Where once only tiny quantities of sugar could be produced, now new techniques, varieties, fertilisers, irrigation systems and much more have turned gleaming white sugar into a ubiquitous chemical. Over the same time, there has been a massive increase in consumption. Once regarded as a luxury, sugar came to be promoted as a valuable source of energy. But as the consumption of sugar has increased, so has the harm it does, whether to people's teeth or weight. In the face of appalling obstruction from the sugar industry to attempts to reduce consumption, some countries have been forced to tax sugar in order to bring that about. The sugar industry has a history of attacking its critics and, when it comes to obesity, of trying to blame fats, and lack of exercise and self-control. And the recent past has seen worrying new developments in mass sweetening. High-fructose corn syrup made from maize using an enzymatic process invented in Japan in the 1960s has a similar number of calories to table sugar but is far cheaper to produce. It is now widely consumed, having been adopted in the making of soft drinks and a large number of processed foods, and is regarded as a leading cause of obesity.

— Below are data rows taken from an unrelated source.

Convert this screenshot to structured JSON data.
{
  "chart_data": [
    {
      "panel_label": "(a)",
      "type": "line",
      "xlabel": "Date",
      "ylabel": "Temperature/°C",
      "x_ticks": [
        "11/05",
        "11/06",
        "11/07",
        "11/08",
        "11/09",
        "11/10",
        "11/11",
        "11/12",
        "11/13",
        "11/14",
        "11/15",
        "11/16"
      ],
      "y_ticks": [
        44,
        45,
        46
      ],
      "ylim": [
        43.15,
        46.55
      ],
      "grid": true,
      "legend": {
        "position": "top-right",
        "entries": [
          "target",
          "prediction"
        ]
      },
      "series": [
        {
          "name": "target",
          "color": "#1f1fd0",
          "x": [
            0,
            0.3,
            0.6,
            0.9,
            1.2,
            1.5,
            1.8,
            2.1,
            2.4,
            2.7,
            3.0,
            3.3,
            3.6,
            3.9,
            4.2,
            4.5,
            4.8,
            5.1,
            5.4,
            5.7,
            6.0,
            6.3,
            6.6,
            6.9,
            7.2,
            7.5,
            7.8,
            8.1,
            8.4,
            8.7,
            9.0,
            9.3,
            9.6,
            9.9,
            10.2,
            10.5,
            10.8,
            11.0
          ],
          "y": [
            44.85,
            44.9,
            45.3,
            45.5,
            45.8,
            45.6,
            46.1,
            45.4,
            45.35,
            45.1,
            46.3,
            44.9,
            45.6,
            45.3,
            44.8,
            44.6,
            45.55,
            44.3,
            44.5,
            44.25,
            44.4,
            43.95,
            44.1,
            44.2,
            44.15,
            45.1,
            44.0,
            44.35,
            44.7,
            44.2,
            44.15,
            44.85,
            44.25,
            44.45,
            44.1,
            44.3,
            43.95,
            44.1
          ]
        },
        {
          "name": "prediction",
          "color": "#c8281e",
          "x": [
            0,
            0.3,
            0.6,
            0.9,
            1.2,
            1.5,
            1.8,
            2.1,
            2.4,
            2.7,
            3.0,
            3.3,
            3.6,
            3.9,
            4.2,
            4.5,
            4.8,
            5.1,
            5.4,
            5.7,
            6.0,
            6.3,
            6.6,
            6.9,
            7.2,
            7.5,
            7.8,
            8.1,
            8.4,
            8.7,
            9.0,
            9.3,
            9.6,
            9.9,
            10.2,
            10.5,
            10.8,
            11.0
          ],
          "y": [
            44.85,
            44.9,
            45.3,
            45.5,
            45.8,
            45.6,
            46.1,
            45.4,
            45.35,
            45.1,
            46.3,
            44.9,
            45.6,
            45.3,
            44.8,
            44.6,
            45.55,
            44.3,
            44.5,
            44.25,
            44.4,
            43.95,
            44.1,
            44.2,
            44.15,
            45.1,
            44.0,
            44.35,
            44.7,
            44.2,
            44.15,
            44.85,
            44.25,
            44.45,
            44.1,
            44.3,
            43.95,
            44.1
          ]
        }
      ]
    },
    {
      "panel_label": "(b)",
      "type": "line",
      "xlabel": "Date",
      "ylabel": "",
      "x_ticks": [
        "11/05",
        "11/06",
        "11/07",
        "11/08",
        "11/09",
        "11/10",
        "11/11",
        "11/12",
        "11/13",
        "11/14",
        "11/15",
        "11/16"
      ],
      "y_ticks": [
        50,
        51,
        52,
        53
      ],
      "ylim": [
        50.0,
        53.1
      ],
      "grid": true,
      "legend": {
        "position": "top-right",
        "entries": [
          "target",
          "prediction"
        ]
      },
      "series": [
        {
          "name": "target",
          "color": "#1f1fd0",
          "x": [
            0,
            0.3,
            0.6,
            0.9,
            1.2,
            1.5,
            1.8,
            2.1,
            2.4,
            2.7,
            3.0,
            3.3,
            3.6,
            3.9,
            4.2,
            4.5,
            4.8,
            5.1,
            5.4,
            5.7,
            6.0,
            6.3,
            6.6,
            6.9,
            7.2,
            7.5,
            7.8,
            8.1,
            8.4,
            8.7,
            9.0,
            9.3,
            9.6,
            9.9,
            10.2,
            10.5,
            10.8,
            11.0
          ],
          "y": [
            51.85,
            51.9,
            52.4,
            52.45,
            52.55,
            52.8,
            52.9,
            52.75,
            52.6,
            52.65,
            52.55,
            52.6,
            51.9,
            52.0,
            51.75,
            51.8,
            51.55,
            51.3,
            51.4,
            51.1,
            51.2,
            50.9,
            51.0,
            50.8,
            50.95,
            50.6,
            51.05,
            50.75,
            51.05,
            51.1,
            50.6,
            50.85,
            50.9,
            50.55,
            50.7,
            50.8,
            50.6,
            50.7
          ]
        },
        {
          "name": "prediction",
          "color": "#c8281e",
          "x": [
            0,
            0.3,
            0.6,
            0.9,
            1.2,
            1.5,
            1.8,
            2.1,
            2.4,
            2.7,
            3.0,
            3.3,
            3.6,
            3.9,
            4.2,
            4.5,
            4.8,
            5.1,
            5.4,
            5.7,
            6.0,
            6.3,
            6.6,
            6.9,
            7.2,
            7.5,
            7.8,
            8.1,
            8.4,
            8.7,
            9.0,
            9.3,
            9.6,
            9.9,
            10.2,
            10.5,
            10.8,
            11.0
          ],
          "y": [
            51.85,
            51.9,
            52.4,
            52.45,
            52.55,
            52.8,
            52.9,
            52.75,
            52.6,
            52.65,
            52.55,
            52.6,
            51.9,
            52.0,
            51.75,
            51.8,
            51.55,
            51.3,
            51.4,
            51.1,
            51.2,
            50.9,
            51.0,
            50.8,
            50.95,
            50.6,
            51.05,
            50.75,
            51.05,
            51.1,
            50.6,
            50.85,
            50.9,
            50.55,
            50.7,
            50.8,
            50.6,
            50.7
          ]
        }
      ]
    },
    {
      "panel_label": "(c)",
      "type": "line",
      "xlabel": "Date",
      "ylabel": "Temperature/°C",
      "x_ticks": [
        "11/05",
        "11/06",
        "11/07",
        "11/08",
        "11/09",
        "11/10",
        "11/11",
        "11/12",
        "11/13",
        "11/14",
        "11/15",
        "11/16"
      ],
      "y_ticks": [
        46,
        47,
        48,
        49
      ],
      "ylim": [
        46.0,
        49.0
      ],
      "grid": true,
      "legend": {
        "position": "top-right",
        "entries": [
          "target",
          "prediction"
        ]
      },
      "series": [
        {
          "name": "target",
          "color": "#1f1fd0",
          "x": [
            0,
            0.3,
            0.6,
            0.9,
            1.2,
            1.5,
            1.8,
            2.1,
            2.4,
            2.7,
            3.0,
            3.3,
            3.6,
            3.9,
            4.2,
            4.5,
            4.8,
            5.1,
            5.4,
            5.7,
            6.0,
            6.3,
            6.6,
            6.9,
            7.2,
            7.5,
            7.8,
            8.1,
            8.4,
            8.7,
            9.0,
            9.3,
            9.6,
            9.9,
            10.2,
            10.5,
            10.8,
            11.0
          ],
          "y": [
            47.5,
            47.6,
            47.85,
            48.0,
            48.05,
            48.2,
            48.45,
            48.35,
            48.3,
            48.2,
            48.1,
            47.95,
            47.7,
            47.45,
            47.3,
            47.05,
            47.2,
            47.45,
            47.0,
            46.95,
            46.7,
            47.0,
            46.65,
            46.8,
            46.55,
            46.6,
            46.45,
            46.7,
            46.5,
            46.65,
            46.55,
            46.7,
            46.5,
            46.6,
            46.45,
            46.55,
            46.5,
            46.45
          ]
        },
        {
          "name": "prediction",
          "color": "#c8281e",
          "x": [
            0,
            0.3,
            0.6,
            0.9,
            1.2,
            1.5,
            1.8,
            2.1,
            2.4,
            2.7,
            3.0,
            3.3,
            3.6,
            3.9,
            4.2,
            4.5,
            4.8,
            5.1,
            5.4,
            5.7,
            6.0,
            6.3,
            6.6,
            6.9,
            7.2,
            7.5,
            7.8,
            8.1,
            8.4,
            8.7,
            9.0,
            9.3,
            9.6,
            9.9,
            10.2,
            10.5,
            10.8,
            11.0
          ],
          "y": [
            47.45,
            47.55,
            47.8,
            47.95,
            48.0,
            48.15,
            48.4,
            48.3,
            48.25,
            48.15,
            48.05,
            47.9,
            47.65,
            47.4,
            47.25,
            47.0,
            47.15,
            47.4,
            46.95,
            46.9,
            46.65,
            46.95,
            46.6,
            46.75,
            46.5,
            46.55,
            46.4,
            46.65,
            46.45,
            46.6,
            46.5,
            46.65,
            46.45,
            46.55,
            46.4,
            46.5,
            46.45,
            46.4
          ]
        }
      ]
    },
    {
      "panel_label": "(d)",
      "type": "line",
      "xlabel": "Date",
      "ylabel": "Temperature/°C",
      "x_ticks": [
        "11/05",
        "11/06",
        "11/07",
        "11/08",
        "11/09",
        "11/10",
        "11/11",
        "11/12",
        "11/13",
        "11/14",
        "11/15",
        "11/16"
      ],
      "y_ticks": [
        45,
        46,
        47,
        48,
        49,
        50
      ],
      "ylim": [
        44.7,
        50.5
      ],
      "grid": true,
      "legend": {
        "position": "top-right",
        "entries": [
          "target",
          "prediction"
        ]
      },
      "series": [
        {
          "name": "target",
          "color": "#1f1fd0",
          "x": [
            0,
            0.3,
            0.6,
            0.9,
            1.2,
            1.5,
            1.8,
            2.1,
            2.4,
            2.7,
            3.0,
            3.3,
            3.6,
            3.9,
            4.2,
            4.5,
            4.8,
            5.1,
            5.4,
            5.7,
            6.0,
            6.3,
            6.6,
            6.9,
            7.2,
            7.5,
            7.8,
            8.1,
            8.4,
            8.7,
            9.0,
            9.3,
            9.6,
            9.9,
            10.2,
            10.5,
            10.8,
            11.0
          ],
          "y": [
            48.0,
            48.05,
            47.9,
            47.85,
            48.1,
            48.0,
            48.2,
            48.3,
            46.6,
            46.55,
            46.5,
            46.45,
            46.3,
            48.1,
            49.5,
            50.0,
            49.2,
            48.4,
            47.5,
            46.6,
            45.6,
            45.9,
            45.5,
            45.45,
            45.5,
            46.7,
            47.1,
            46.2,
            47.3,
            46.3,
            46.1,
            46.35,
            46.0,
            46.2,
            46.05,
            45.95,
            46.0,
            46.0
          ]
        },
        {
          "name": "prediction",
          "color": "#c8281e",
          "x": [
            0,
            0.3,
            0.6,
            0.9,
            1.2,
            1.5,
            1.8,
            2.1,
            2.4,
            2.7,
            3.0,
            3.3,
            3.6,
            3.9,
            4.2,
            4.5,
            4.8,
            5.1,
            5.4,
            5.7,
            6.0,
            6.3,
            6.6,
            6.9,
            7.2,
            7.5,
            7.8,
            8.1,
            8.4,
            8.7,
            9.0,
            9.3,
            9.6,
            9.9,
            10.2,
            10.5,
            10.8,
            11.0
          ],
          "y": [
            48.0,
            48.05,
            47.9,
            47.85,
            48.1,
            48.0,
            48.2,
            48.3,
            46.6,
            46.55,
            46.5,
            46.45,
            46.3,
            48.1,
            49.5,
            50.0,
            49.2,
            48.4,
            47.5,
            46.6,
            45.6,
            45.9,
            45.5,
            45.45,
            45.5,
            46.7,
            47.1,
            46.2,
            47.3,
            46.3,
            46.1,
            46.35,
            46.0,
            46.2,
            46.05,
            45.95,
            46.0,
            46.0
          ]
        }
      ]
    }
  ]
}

This is a wonderfully rich book, a model of global history, the history of production and the history of capitalism. Bosma avoids outbursts of emotion, celebratory or critical, even if they might have made his analysis of the multiple tragedies involving sugar all the more powerful. He shows that we could always have done without sugar and that today we have many alternative sources of sweetness. Yet many of the poorest people in the world still depend on it to make a living.